Success can be a little difficult to measure sometimes. “I won an art contest when I was in second grade, but how well can you really draw in second grade?” Steven Paul Judd asked, rhetorically. “Maybe my mom knew the teacher, or she had some kind of hookup.”
The humor and clear-eyed evaluation of circumstance are hallmarks of what Judd, a Choctaw artist, does in his work. But just because something doesn’t really make sense, doesn’t mean you can’t take something from it. Like that art contest.
“Someone told me I was really good at drawing,” Judd says, “so I kept drawing. I had one art class in high school and maybe one in college, but I kept trying because I believed that teacher.”
Judd, the son of Methodist ministers, was born in Lawton and raised in Oklahoma. A stint in Los Angeles writing for television ended and so did his vagabondage, and he returned to Oklahoma. But his love of travel remained, so he chose OKC to be closer to the airport. That’s really his answer; he delivers it with uninflected honesty and no apology for the explanation not being more interesting. I asked; he answered. It’s refreshing, and not at all what you’d expect from an artist whose work is fascinating because it’s so funny, ironic, tragic and inspired.
“When I got back from L.A., I was looking for Native pop art,” he says. “I couldn’t find anything that I liked, so I decided to make my own.”
Today, his apartment is an externalized metaphor for his creative imagination: bursts of color, corners full of projects, tables strewn with Rubik’s cubes and Zippo lighters – both are being modified into pieces of functional pop art – acrylics adorning the walls, a stuffed bison head staring at visitors from a living room wall, a pinball machine with Native warriors on horseback, a hat collection that is a combination of practical headgear and wearable art, sneakers, gewgaws, fabrics and just too many things to categorize. To talk to Judd about art is to jump from one instantiation of artistic imagination (the plastic bunny topiary on the balcony) to the next (a six-episode, limited series script he’s writing for a major streaming service) to one seemingly unrelated (giant dice for a casino opening in Durant). He has an apparently inexhaustible reservoir of creative energy and imagination.

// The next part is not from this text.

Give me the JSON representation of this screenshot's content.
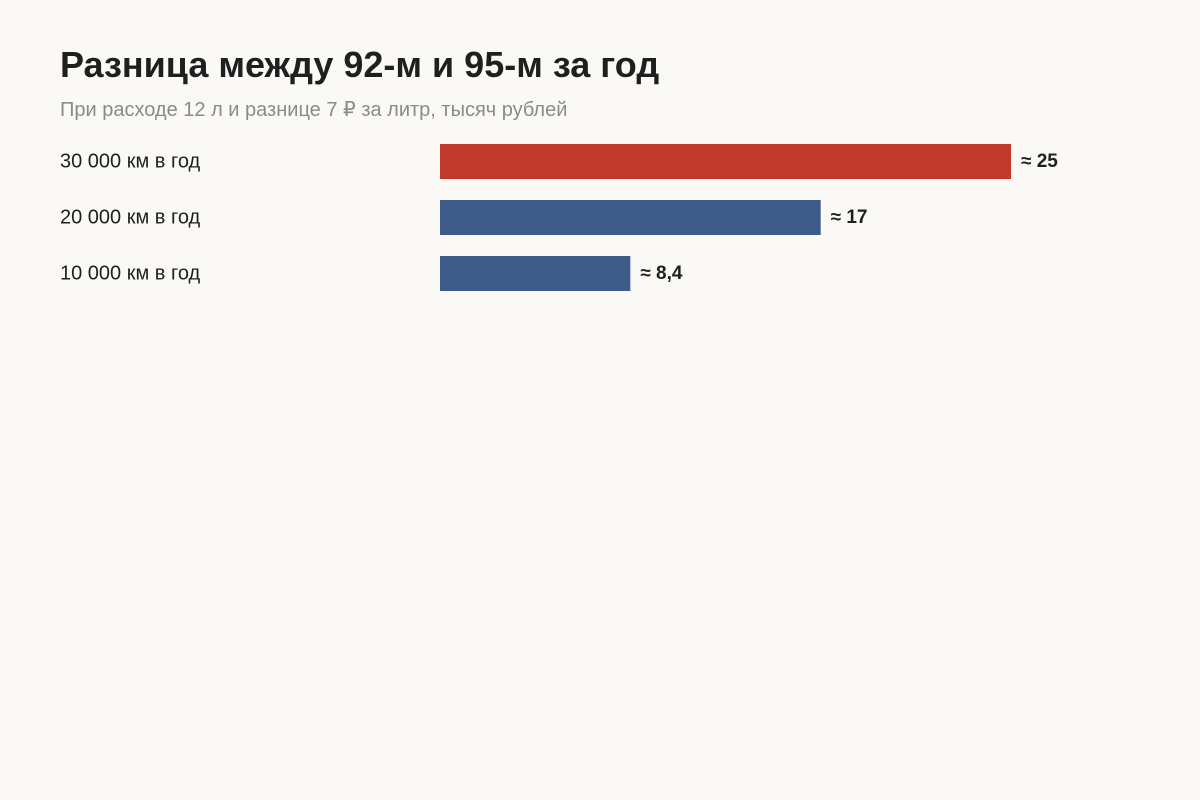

“I know I hit the zeitgeist when I started creating my own art,” he says. “I was making things that people were looking for right then.”
While that is certainly true, it fails to underscore that the kinds of work he does are desirable in other artistic climates, too. He’s a “Trojan horse” artist, and there is always room for the artist who creates what he loves, but also manages to poke and prod and challenge at the cultural touchpoints we all have difficulty talking about. It’s certain that for most our history Native pop art imagery was created by and controlled by non-Native creators: film, painting, television, etc. Part of Judd’s task has been to excavate those images and then reify them with messages both funny and powerful. On one of his living room walls is an acrylic image of an iconic Native chief with the words, “I loved America before it was called America.”

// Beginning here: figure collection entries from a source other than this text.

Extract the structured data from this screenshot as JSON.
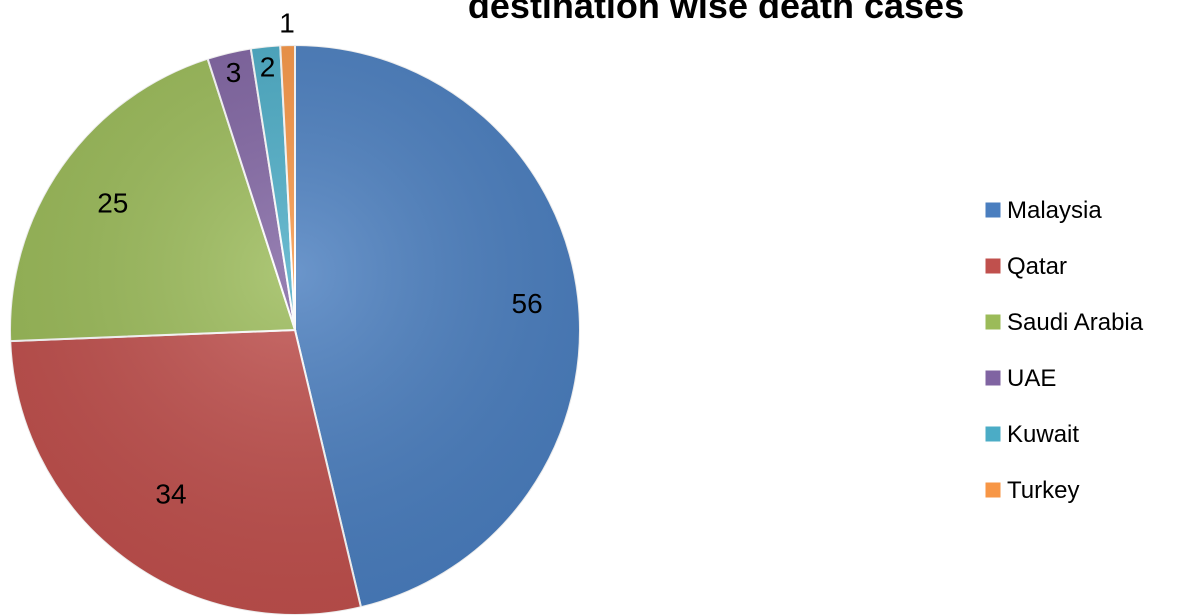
{
  "chart_data": {
    "type": "pie",
    "title": "destination wise death cases",
    "categories": [
      "Malaysia",
      "Qatar",
      "Saudi Arabia",
      "UAE",
      "Kuwait",
      "Turkey"
    ],
    "values": [
      56,
      34,
      25,
      3,
      2,
      1
    ],
    "colors": [
      "#4a7ebf",
      "#c0504d",
      "#9bbb59",
      "#8064a2",
      "#4bacc6",
      "#f79646"
    ],
    "start_angle_deg": 0,
    "direction": "clockwise",
    "legend_position": "right",
    "data_labels": "values"
  }
}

“Imagine growing up and in every movie, television show and ad featuring people who looked like you and your family, they were only shown in historical context,” Judd says. “It would be like white people were only portrayed as Pilgrims. It’s weird. Most of the depictions of us were embarrassing, but I also get embarrassed when people tell me I’m wrong, so I want people to see the images and realize on their own that they had something to learn.”
Excavating those images means updating them, too, bringing depictions of real Native people into the pop culture mainstream, so television and streaming make sense as areas of intense focus. The series he’s writing features a Native American actor in the lead, playing a Native American – a combination rarer than you’d expect.
As the dice indicate, Judd is also working on large-scale installations, a new thing for him. One series will feature Native dancers with paint on their feet dancing out motion art on canvas. Another is a large-scale ledger art project, an updating of the 19th century form named for the ledger book paper Native artists used to extend the work they’d originally done on animal hides. Again, there is no end to Judd’s creative stream, and any object can become a piece of art in his mind and hands.
“Honestly, I’m creating art for my 12-year-old self,” he says. “I wanted cool stuff, too – skateboards with Native imagery, action figures, sneakers – what 12-year old doesn’t?”